When former Lt. Gov. Byron Mallott abruptly resigned less than a month before the 2018 election, it was obviously big news in Alaska. But little was publicly known about what actually led to it.
In his resignation letter, Mallott wrote, “It is a resignation compelled by inappropriate comments I made that placed a person whom I respect and revere in a position of vulnerability. … I take full responsibility for this action and apologize to, and seek healing for, the person I hurt.”
Then-Gov. Bill Walker and members of his administration would say little more than that at the time, despite being pressed repeatedly. Walker described what happened as “inappropriate overtures” by Mallott to an adult woman who didn’t work in the administration. Mallot resigned within two days of the incident. At the time, Walker and others with firsthand knowledge of what happened said the woman involved didn’t want to be identified in any way, and that they were taking pains to protect her privacy.
The Daily News reported the situation at the time and attempted to dig into it, but we had a problem: The woman involved did not want to go public with her story. Others who had direct knowledge of what happened would not talk about it.

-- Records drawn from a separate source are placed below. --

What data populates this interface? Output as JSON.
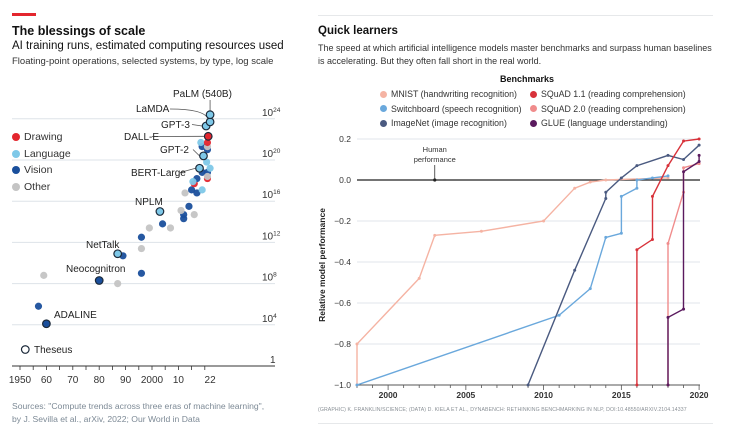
{
  "left": {
    "title": "The blessings of scale",
    "subtitle": "AI training runs, estimated computing resources used",
    "subsubtitle": "Floating-point operations, selected systems, by type, log scale",
    "sources": "Sources: \"Compute trends across three eras of machine learning\", by J. Sevilla et al., arXiv, 2022; Our World in Data",
    "accent_color": "#e3262e"
  },
  "right": {
    "title": "Quick learners",
    "description_line1": "The speed at which artificial intelligence models master benchmarks and surpass human baselines",
    "description_line2": "is accelerating. But they often fall short in the real world.",
    "credit": "(GRAPHIC) K. FRANKLIN/SCIENCE; (DATA) D. KIELA ET AL., DYNABENCH: RETHINKING BENCHMARKING IN NLP, DOI:10.48550/ARXIV.2104.14337"
  },
  "chart_data": [
    {
      "type": "scatter",
      "yscale": "log",
      "x_tick_labels": [
        "1950",
        "60",
        "70",
        "80",
        "90",
        "2000",
        "10",
        "22"
      ],
      "x_ticks": [
        1950,
        1960,
        1970,
        1980,
        1990,
        2000,
        2010,
        2022
      ],
      "y_tick_labels": [
        "1",
        "10",
        "10",
        "10",
        "10",
        "10",
        "10"
      ],
      "y_tick_exponents": [
        "",
        "4",
        "8",
        "12",
        "16",
        "20",
        "24"
      ],
      "y_ticks_log10": [
        0,
        4,
        8,
        12,
        16,
        20,
        24
      ],
      "xlim": [
        1948,
        2024
      ],
      "grid": true,
      "legend_placement": "left",
      "legend": [
        {
          "key": "drawing",
          "label": "Drawing",
          "color": "#e3262e"
        },
        {
          "key": "language",
          "label": "Language",
          "color": "#7ec8e8"
        },
        {
          "key": "vision",
          "label": "Vision",
          "color": "#1a4f9c"
        },
        {
          "key": "other",
          "label": "Other",
          "color": "#c4c4c4"
        }
      ],
      "points": [
        {
          "year": 1952,
          "log10_flop": 1.6,
          "type": "other",
          "label": "Theseus"
        },
        {
          "year": 1957,
          "log10_flop": 5.8,
          "type": "vision"
        },
        {
          "year": 1960,
          "log10_flop": 4.1,
          "type": "vision",
          "label": "ADALINE"
        },
        {
          "year": 1959,
          "log10_flop": 8.8,
          "type": "other"
        },
        {
          "year": 1980,
          "log10_flop": 8.3,
          "type": "vision",
          "label": "Neocognitron"
        },
        {
          "year": 1987,
          "log10_flop": 8.0,
          "type": "other"
        },
        {
          "year": 1996,
          "log10_flop": 9.0,
          "type": "vision"
        },
        {
          "year": 1987,
          "log10_flop": 10.9,
          "type": "language",
          "label": "NetTalk"
        },
        {
          "year": 1989,
          "log10_flop": 10.7,
          "type": "vision"
        },
        {
          "year": 1996,
          "log10_flop": 11.4,
          "type": "other"
        },
        {
          "year": 1996,
          "log10_flop": 12.5,
          "type": "vision"
        },
        {
          "year": 1999,
          "log10_flop": 13.4,
          "type": "other"
        },
        {
          "year": 2004,
          "log10_flop": 13.8,
          "type": "vision"
        },
        {
          "year": 2007,
          "log10_flop": 13.4,
          "type": "other"
        },
        {
          "year": 2003,
          "log10_flop": 15.0,
          "type": "language",
          "label": "NPLM"
        },
        {
          "year": 2012,
          "log10_flop": 14.3,
          "type": "vision"
        },
        {
          "year": 2012,
          "log10_flop": 14.7,
          "type": "vision"
        },
        {
          "year": 2011,
          "log10_flop": 15.1,
          "type": "other"
        },
        {
          "year": 2014,
          "log10_flop": 15.5,
          "type": "vision"
        },
        {
          "year": 2016,
          "log10_flop": 14.7,
          "type": "other"
        },
        {
          "year": 2012.5,
          "log10_flop": 16.8,
          "type": "other"
        },
        {
          "year": 2015,
          "log10_flop": 17.1,
          "type": "vision"
        },
        {
          "year": 2017,
          "log10_flop": 16.8,
          "type": "vision"
        },
        {
          "year": 2019,
          "log10_flop": 17.1,
          "type": "language"
        },
        {
          "year": 2016,
          "log10_flop": 17.7,
          "type": "drawing"
        },
        {
          "year": 2017,
          "log10_flop": 18.2,
          "type": "vision"
        },
        {
          "year": 2015.5,
          "log10_flop": 17.9,
          "type": "language"
        },
        {
          "year": 2018,
          "log10_flop": 19.2,
          "type": "language",
          "label": "BERT-Large"
        },
        {
          "year": 2019,
          "log10_flop": 18.8,
          "type": "vision"
        },
        {
          "year": 2021,
          "log10_flop": 18.8,
          "type": "vision"
        },
        {
          "year": 2022,
          "log10_flop": 19.2,
          "type": "language"
        },
        {
          "year": 2021,
          "log10_flop": 18.2,
          "type": "drawing"
        },
        {
          "year": 2021,
          "log10_flop": 18.4,
          "type": "other"
        },
        {
          "year": 2020.7,
          "log10_flop": 19.8,
          "type": "language"
        },
        {
          "year": 2019.5,
          "log10_flop": 20.4,
          "type": "language",
          "label": "GPT-2"
        },
        {
          "year": 2019,
          "log10_flop": 21.3,
          "type": "vision"
        },
        {
          "year": 2018.5,
          "log10_flop": 21.7,
          "type": "language"
        },
        {
          "year": 2021,
          "log10_flop": 21.0,
          "type": "vision"
        },
        {
          "year": 2021,
          "log10_flop": 21.3,
          "type": "other"
        },
        {
          "year": 2021,
          "log10_flop": 21.7,
          "type": "drawing"
        },
        {
          "year": 2021.3,
          "log10_flop": 22.3,
          "type": "drawing",
          "label": "DALL-E"
        },
        {
          "year": 2020.5,
          "log10_flop": 23.3,
          "type": "language",
          "label": "GPT-3"
        },
        {
          "year": 2022,
          "log10_flop": 23.7,
          "type": "language",
          "label": "LaMDA"
        },
        {
          "year": 2022,
          "log10_flop": 24.4,
          "type": "language",
          "label": "PaLM (540B)"
        }
      ]
    },
    {
      "type": "line",
      "ylabel": "Relative model performance",
      "xlim": [
        1998,
        2020
      ],
      "ylim": [
        -1.0,
        0.2
      ],
      "x_ticks": [
        2000,
        2005,
        2010,
        2015,
        2020
      ],
      "x_tick_labels": [
        "2000",
        "2005",
        "2010",
        "2015",
        "2020"
      ],
      "y_ticks": [
        0.2,
        0.0,
        -0.2,
        -0.4,
        -0.6,
        -0.8,
        -1.0
      ],
      "y_tick_labels": [
        "0.2",
        "0.0",
        "−0.2",
        "−0.4",
        "−0.6",
        "−0.8",
        "−1.0"
      ],
      "grid": true,
      "legend_title": "Benchmarks",
      "legend_placement": "top",
      "annotation": {
        "text_line1": "Human",
        "text_line2": "performance",
        "x": 2003,
        "y": 0.0
      },
      "series": [
        {
          "name": "MNIST (handwriting recognition)",
          "color": "#f5b3a3",
          "points": [
            [
              1998,
              -1.0
            ],
            [
              1998,
              -0.8
            ],
            [
              2002,
              -0.48
            ],
            [
              2003,
              -0.27
            ],
            [
              2006,
              -0.25
            ],
            [
              2010,
              -0.2
            ],
            [
              2012,
              -0.04
            ],
            [
              2013,
              -0.01
            ],
            [
              2014,
              0.0
            ],
            [
              2018,
              0.01
            ]
          ]
        },
        {
          "name": "Switchboard (speech recognition)",
          "color": "#6aa8dc",
          "points": [
            [
              1998,
              -1.0
            ],
            [
              2011,
              -0.66
            ],
            [
              2013,
              -0.53
            ],
            [
              2014,
              -0.28
            ],
            [
              2015,
              -0.26
            ],
            [
              2015,
              -0.08
            ],
            [
              2016,
              -0.04
            ],
            [
              2016,
              0.0
            ],
            [
              2017,
              0.01
            ],
            [
              2018,
              0.02
            ]
          ]
        },
        {
          "name": "ImageNet (image recognition)",
          "color": "#4a5a80",
          "points": [
            [
              2009,
              -1.0
            ],
            [
              2012,
              -0.44
            ],
            [
              2014,
              -0.09
            ],
            [
              2014,
              -0.06
            ],
            [
              2015,
              0.01
            ],
            [
              2016,
              0.07
            ],
            [
              2018,
              0.12
            ],
            [
              2019,
              0.1
            ],
            [
              2020,
              0.17
            ]
          ]
        },
        {
          "name": "SQuAD 1.1 (reading comprehension)",
          "color": "#d8323a",
          "points": [
            [
              2016,
              -1.0
            ],
            [
              2016,
              -0.34
            ],
            [
              2017,
              -0.29
            ],
            [
              2017,
              -0.08
            ],
            [
              2018,
              0.07
            ],
            [
              2019,
              0.19
            ],
            [
              2020,
              0.2
            ]
          ]
        },
        {
          "name": "SQuAD 2.0 (reading comprehension)",
          "color": "#f08c8c",
          "points": [
            [
              2018,
              -1.0
            ],
            [
              2018,
              -0.31
            ],
            [
              2019,
              -0.06
            ],
            [
              2019,
              0.06
            ],
            [
              2020,
              0.08
            ]
          ]
        },
        {
          "name": "GLUE (language understanding)",
          "color": "#5a1a5e",
          "points": [
            [
              2018,
              -1.0
            ],
            [
              2018,
              -0.67
            ],
            [
              2019,
              -0.63
            ],
            [
              2019,
              0.04
            ],
            [
              2020,
              0.09
            ],
            [
              2020,
              0.12
            ]
          ]
        }
      ]
    }
  ]
}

That didn’t change after the election. We respected the woman’s wishes but never stopped pursuing the story. A year ago, we came close to being able to report her firsthand account as the first anniversary of the incident approached. At the last minute, the woman decided she was not yet ready to come forward. The story remained untold. Mallott died this spring.

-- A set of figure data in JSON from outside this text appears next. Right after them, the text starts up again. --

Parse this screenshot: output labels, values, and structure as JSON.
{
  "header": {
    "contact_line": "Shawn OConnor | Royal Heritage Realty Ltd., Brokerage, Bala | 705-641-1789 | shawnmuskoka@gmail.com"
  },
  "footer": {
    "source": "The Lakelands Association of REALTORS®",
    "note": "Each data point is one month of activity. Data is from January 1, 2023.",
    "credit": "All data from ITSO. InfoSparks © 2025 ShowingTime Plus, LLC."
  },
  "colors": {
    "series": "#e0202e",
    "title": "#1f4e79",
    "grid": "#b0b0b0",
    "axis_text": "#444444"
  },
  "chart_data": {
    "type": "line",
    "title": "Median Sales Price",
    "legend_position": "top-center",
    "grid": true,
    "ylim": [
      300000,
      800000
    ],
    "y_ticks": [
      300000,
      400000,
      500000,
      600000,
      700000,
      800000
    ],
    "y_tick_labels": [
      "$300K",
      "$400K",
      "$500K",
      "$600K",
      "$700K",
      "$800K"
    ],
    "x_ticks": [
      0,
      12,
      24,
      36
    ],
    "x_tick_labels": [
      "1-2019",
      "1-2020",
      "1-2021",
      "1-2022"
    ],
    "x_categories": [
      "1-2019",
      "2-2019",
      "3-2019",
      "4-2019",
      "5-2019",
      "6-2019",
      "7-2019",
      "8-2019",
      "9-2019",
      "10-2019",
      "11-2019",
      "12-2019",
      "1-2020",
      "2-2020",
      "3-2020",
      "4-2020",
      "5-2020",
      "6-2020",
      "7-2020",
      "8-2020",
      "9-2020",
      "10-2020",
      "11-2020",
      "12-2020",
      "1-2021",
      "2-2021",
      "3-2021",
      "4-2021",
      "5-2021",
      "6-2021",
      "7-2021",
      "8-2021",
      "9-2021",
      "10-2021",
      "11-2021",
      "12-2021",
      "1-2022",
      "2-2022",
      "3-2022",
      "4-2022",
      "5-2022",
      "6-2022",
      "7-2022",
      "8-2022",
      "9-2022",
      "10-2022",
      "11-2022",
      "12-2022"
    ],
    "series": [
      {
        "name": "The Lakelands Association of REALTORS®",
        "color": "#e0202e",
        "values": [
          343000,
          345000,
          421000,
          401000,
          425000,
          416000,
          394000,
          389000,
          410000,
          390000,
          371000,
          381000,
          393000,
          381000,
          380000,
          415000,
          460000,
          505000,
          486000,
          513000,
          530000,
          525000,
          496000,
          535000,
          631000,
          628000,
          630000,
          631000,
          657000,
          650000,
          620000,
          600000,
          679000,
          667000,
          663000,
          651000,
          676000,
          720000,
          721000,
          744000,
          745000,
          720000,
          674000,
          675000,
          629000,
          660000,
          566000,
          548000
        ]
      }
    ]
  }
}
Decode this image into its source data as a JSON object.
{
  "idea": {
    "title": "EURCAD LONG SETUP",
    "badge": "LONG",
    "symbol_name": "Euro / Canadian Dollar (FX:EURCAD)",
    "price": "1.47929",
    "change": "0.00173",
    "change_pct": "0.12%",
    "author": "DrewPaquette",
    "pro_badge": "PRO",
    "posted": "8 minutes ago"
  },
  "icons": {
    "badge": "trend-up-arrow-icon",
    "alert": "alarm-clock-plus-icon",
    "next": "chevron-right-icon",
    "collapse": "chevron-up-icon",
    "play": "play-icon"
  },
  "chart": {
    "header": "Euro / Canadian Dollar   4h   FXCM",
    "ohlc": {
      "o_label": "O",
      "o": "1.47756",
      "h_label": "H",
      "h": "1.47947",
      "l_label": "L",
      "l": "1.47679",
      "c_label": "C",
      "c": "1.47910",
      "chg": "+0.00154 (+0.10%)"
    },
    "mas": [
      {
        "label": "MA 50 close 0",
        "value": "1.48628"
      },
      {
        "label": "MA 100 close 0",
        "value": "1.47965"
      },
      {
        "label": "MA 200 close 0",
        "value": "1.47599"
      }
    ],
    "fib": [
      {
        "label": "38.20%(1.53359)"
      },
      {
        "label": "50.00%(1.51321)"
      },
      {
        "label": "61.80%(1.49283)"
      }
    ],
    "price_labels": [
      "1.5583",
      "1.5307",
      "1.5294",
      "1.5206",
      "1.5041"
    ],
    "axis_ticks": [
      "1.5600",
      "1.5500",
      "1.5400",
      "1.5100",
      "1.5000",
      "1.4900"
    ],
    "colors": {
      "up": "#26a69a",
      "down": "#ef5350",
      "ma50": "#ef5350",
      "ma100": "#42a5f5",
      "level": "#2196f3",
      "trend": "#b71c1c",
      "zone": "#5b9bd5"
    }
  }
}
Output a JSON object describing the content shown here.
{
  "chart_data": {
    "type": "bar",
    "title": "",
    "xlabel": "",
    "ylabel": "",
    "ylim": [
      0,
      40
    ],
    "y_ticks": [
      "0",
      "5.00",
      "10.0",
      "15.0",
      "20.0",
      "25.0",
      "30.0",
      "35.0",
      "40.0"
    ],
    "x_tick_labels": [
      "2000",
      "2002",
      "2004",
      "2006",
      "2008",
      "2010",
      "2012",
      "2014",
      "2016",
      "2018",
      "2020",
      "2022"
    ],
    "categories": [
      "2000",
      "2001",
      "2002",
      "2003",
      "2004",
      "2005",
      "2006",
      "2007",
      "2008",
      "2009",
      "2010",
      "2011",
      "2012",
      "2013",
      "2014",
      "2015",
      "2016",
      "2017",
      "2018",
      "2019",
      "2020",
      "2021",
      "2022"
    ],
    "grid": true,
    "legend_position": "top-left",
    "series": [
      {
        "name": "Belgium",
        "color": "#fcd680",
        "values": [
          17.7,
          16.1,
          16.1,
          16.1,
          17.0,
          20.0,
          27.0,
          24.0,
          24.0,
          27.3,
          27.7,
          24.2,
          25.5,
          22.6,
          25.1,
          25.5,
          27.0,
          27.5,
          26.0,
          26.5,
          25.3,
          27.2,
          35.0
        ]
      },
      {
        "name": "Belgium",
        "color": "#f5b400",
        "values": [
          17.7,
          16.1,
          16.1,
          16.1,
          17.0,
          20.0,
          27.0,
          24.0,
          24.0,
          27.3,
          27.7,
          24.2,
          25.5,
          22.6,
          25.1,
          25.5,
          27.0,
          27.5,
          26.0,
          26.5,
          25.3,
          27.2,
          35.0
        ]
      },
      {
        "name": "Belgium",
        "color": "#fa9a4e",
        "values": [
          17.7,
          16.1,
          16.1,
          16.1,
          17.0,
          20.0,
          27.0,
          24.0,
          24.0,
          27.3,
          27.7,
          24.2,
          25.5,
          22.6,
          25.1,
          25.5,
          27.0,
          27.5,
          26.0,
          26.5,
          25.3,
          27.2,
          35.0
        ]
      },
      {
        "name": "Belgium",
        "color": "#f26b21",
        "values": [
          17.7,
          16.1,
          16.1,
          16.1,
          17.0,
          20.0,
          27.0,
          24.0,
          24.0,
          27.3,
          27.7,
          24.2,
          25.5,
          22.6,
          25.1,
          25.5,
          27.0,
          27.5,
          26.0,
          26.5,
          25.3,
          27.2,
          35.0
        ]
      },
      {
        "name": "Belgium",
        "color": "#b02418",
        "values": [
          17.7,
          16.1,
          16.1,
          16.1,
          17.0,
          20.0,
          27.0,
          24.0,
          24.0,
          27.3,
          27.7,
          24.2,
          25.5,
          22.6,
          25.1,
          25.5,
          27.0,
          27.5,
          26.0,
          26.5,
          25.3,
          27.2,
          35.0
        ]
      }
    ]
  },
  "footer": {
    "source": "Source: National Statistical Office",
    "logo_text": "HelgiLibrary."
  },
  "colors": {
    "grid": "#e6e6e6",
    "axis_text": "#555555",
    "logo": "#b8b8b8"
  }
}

In late August, the Daily News and ProPublica reported that Alaska’s attorney general, Kevin Clarkson, had sent hundreds of text messages, many with kiss emojis, to a younger state employee, sometimes accompanied by invitations to come to his house and other overtures. Gov. Mike Dunleavy announced Clarkson’s resignation later that morning.
That story led the woman to come forward. Once she did that, others involved decided to talk with us as well. Members of the Walker administration. Walker himself. People close to the woman. Others with knowledge of what happened. She shared text messages and a detailed account of what happened before, during and after the encounter with Mallott, and additional reporting corroborated many of the details. We’re publishing the story today.
It’s an important story to tell. Sexual harassment in all its forms remains a persistent problem in Alaska and elsewhere. By telling this story, we’re attempting to fill in important missing pieces of what happened that day two years ago.